The Oracle corporation database can coexist and complement Hadoop. The inexpensive cycles of server farms and Hadoop can be used for transforming masses of unstructured
data with low information density into smaller amounts of information dense structured data which is then loaded into Oracle Exadata. Oracle Data Integrator is based on Hive and provides native Hadoop integration. A user interface is provided for creating programs to load data to and from files or
relational data stores. Oracle Data Integrator provides: 1- High performance data integration between Hadoop and a Oracle database. 2- Simplifies Java MapReduce development through
optimized developer productivity. 3- High performance load to the Oracle database using ODI with Oracle Loader for Hadoop. 4- Oracle Data Integrator Enterprise Edition E-LT: Extract Load and
Transform improves performance and reduces data integration costs.
IBM InfoSphere BigInsights Basic software is the IBM distribution of Hadoop which incorporates open source projects, and IBM-add-ons: text analysis engine, development
tool, data exploration, enterprise software integration, platform administration, and runtime performance improvements. There also is a BigInsights Enterprise Edition which includes a
text processing engine and library of annotators for querying and identifying items of interest in documents and messages.
It employs IBM-specific software to further
enhance administration and performance.
The Hadoop team development and documentation effort centered on the Linux platform. Microsoft Win32 is supported as a development platform. However, distributed operation has not
been thoroughly tested on Win32 as a production platform. There currently is minimal Hadoop support in pseudo- and distributed- mode on the Microsoft Windows operating system platform.
A NoSQL database is a non-relational database. The NoSQL databases under development include: Apache Cassandra, MongoDB, Voldemort, Apache HBase, SimpleDB, and BigTable.

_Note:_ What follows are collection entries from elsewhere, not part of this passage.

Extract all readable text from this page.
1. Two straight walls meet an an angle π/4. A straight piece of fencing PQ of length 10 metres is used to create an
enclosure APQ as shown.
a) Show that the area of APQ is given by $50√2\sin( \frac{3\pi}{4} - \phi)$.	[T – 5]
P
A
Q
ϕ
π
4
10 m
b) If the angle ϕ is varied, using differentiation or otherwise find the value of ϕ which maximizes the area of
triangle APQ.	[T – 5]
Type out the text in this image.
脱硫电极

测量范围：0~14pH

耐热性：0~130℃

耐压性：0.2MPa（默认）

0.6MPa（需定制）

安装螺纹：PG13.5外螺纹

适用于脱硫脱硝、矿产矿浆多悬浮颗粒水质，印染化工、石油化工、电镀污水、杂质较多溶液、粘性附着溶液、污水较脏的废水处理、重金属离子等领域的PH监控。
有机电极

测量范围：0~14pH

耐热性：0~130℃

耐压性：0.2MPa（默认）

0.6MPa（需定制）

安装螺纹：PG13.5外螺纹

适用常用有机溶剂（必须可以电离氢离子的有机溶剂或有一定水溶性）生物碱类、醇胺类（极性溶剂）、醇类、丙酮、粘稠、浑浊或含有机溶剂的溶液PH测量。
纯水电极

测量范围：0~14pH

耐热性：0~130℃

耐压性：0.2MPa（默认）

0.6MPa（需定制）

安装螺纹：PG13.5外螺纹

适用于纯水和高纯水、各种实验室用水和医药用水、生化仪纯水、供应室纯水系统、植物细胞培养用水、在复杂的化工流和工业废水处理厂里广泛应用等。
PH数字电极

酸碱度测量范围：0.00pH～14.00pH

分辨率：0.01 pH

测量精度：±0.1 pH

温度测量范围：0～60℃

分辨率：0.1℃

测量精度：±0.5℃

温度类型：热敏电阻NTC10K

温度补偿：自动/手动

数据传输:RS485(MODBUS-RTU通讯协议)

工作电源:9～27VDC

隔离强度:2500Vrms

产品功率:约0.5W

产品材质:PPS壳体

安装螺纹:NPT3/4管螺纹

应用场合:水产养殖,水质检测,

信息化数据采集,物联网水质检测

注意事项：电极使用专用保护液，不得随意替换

Projects are underway for developing SQL interfaces to NoSQL databases.
NoSQL operates on massive datasets by horizontally scaling the processing across very large numbers of servers. This sharding technique essentially
is the same that has has been deployed
for supporting high volume systems using conventional relational databases. Sharding requires that a separate database run on each server and that the data be physically partitioned in order that each
database has its own subset of the data stored on its own local disks. There are tradeoffs associated with sharding; important relational database capabilities will be lost such as for performing joins,
transactions, and schema changes. ACID: atomicity, consistency, isolation, and durability principles can no longer be applied uniformly. In order to join data with sharding, it will be necessary to distribute
queries that span potentially very large numbers of separate databases. There will be additional complexity with distributed queries as compared to queries which join data within a single database. This can result in
additional overhead and degrade performance. As a result, NoSQL databases, typically will not support joins.
Transactions that allow updates for multiple rows to be committed or rolled back together should a failure occur together require distributed transactions in a sharded environment; the
implementation requirement will be a two phase commit protocol. This will result in additional complexity and resource consumption than if all the data is contained within a single database Two phase commit can
be slow, and can compromise availability resulting from failures can lead to indoubt transactions which cause data to become locked and inaccessible until the failure is repaired. NoSQL databases typically
will not support transactions that involve updates to data in multiple tables or multiple rows within a table.